Only v1i16 (i.e. _m64) is returned via RAX / RDX.

git-svn-id: https://llvm.org/svn/llvm-project/llvm/trunk@65313 91177308-0d34-0410-b5e6-96231b3b80d8
diff --git a/lib/Target/X86/X86ISelLowering.cpp b/lib/Target/X86/X86ISelLowering.cpp
index cdf8d0d..c73d898 100644
--- a/lib/Target/X86/X86ISelLowering.cpp
+++ b/lib/Target/X86/X86ISelLowering.cpp
@@ -589,8 +589,6 @@
     addRegisterClass(MVT::v2f32, X86::VR64RegisterClass);
     addRegisterClass(MVT::v1i64, X86::VR64RegisterClass);
 
-    // FIXME: add MMX packed arithmetics
-
     setOperationAction(ISD::ADD,                MVT::v8i8,  Legal);
     setOperationAction(ISD::ADD,                MVT::v4i16, Legal);
     setOperationAction(ISD::ADD,                MVT::v2i32, Legal);
@@ -997,12 +995,15 @@
       continue;
     }
 
-    // 64-bit vector (MMX) values are returned in RAX.
+    // 64-bit vector (MMX) values are returned in XMM0 / XMM1 except for v1i64
+    // which is returned in RAX / RDX.
     if (Subtarget->is64Bit()) {
       MVT ValVT = ValToCopy.getValueType();
-      if (VA.getLocReg() == X86::RAX &&
-          ValVT.isVector() && ValVT.getSizeInBits() == 64)
+      if (ValVT.isVector() && ValVT.getSizeInBits() == 64) {
         ValToCopy = DAG.getNode(ISD::BIT_CONVERT, dl, MVT::i64, ValToCopy);
+        if (VA.getLocReg() == X86::XMM0 || VA.getLocReg() == X86::XMM1)
+          ValToCopy = DAG.getNode(ISD::SCALAR_TO_VECTOR, dl, MVT::v2i64, ValToCopy);
+      }
     }
 
     Chain = DAG.getCopyToReg(Chain, dl, VA.getLocReg(), ValToCopy, Flag);
@@ -1081,10 +1082,18 @@
 
     SDValue Val;
     if (Is64Bit && CopyVT.isVector() && CopyVT.getSizeInBits() == 64) {
-      // For x86-64, MMX values are returned in RAX.
-      Chain = DAG.getCopyFromReg(Chain, dl, VA.getLocReg(),
-                                 MVT::i64, InFlag).getValue(1);
-      Val = Chain.getValue(0);
+      // For x86-64, MMX values are returned in XMM0 / XMM1 except for v1i64.
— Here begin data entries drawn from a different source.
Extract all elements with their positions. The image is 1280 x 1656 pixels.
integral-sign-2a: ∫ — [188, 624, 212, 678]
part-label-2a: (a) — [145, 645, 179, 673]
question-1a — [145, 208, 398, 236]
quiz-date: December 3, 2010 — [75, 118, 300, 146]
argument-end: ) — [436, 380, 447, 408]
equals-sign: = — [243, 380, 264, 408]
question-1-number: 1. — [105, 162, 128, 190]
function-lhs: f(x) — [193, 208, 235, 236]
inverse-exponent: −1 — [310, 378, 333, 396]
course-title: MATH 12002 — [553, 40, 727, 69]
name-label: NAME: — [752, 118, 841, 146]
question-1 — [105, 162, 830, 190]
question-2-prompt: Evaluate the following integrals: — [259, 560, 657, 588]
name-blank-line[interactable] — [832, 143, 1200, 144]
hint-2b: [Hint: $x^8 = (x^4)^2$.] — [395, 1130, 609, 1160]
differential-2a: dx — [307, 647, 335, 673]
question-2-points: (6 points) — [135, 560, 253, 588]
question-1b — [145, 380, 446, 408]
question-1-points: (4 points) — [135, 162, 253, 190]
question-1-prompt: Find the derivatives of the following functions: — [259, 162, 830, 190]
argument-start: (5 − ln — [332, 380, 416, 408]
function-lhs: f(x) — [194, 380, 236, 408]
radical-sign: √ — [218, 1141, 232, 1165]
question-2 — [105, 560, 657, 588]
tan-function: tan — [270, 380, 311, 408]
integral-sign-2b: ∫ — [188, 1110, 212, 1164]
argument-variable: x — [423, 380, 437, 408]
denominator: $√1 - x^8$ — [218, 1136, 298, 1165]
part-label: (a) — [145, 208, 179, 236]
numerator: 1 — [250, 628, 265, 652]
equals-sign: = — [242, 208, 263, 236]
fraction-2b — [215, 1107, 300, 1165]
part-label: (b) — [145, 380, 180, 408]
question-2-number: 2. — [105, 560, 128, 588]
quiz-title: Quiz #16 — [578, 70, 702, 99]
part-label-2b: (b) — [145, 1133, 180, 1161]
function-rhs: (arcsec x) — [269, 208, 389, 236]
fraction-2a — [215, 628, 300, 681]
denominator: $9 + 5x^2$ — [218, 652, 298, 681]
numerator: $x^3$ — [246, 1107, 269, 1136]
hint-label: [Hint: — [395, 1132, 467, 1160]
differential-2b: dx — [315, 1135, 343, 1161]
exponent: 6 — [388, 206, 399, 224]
+      if (VA.getLocReg() == X86::XMM0 || VA.getLocReg() == X86::XMM1) {
+        Chain = DAG.getCopyFromReg(Chain, dl, VA.getLocReg(),
+                                   MVT::v2i64, InFlag).getValue(1);
+        Val = Chain.getValue(0);
+        Val = DAG.getNode(ISD::EXTRACT_VECTOR_ELT, dl, MVT::i64,
+                          Val, DAG.getConstant(0, MVT::i64));        
+      } else {
+        Chain = DAG.getCopyFromReg(Chain, dl, VA.getLocReg(),
+                                   MVT::i64, InFlag).getValue(1);
+        Val = Chain.getValue(0);
+      }
       Val = DAG.getNode(ISD::BIT_CONVERT, dl, CopyVT, Val);
     } else {
       Chain = DAG.getCopyFromReg(Chain, dl, VA.getLocReg(),
@@ -6706,7 +6715,7 @@
   DebugLoc dl = Node->getDebugLoc();
   MVT T = Node->getValueType(0);
   SDValue negOp = DAG.getNode(ISD::SUB, dl, T,
-                                DAG.getConstant(0, T), Node->getOperand(2));
+                              DAG.getConstant(0, T), Node->getOperand(2));
   return DAG.getAtomic(ISD::ATOMIC_LOAD_ADD, dl,
                        cast<AtomicSDNode>(Node)->getMemoryVT(),
                        Node->getOperand(0),